What would Carrie Do?

I began this blog four years ago to tell my story as an intern in New York City. It quickly turned in to more than that. I wrote that entire summer about my feeligs and my life then I abandoned it. My friends urged me to start writing again. Therefore I decided to pick my laptop back up and begin to spill my emotions. I hope you enjoy and I hope my words help you work somethings out.

Monday, June 06, 2005

I would like to be fabulous

From the time I emerged on this earth it was clear, I was nothing short of wonderful or so my mother says. I do however, remember thinking to myself at the tender age of 6, "You are different." At the time I was thinking it in a negative way, but almost 20 years have past since that thought occurred, and I now know that it may have been a positive thought. I am different, but not in the obnoxious, "I can't get along with anyone" way, rather in that, "I look at the world through rose colored glasses, and take time to try and understand the true essence of those that I meet" type of way. And yes I am FABULOUS! I think.

Well, I know I would like to be kinda like the women you see walking down the street. You know the ones that seem to have everything together; clothes laying just right, jewelry in season, shoes fantastic, and not a stran of hair out of place. Yes, that is the women I would like to be. But it is more than that. I want to be that women with out the chaos that probably controls her life. It is a dream of mine to be the one that has it all together, and is comfortable with the fact that she doesn't have it all figured out. The women that is comfortable in her skin because she knows that she is on her way to self discovery.
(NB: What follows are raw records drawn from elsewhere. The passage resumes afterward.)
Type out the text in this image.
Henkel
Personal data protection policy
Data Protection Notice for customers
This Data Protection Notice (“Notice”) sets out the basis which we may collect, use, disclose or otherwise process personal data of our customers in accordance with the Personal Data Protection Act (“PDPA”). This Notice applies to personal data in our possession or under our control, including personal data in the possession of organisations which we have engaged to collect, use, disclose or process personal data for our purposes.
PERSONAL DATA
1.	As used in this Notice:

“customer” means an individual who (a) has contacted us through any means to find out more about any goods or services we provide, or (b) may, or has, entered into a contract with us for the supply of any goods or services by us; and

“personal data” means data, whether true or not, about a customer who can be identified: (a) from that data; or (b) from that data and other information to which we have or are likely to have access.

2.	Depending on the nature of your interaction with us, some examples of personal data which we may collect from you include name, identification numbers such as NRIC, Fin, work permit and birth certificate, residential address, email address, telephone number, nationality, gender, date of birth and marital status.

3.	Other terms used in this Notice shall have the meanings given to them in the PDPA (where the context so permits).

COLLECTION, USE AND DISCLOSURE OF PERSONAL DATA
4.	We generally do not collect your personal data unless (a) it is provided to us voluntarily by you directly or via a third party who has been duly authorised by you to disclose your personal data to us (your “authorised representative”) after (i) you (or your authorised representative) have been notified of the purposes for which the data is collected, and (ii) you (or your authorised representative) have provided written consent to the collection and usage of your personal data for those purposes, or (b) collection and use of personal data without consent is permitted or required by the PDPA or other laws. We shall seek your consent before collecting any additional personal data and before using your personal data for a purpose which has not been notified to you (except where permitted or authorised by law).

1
Which brings me to Carrie Bradshaw, the fictional lead of Sex in the City. We all know and love her, and may even think Sara Jessica Parker really is her. She is all the fabulousness that I want to become rolled up into one perfectly scripted episode of brilliance. Her clothes, hair, even the way she laughs (can you say obsessed). No I don't want to become her, rather a variation of her. The real women, real life, the "no I can't afford a pair of $500 Jimmy Choo pumps", version of the character. This is why this blog is titled, "What Would Carrie Do?" It will chronicle my life this summer. The journey I will take as a stranger in New York City.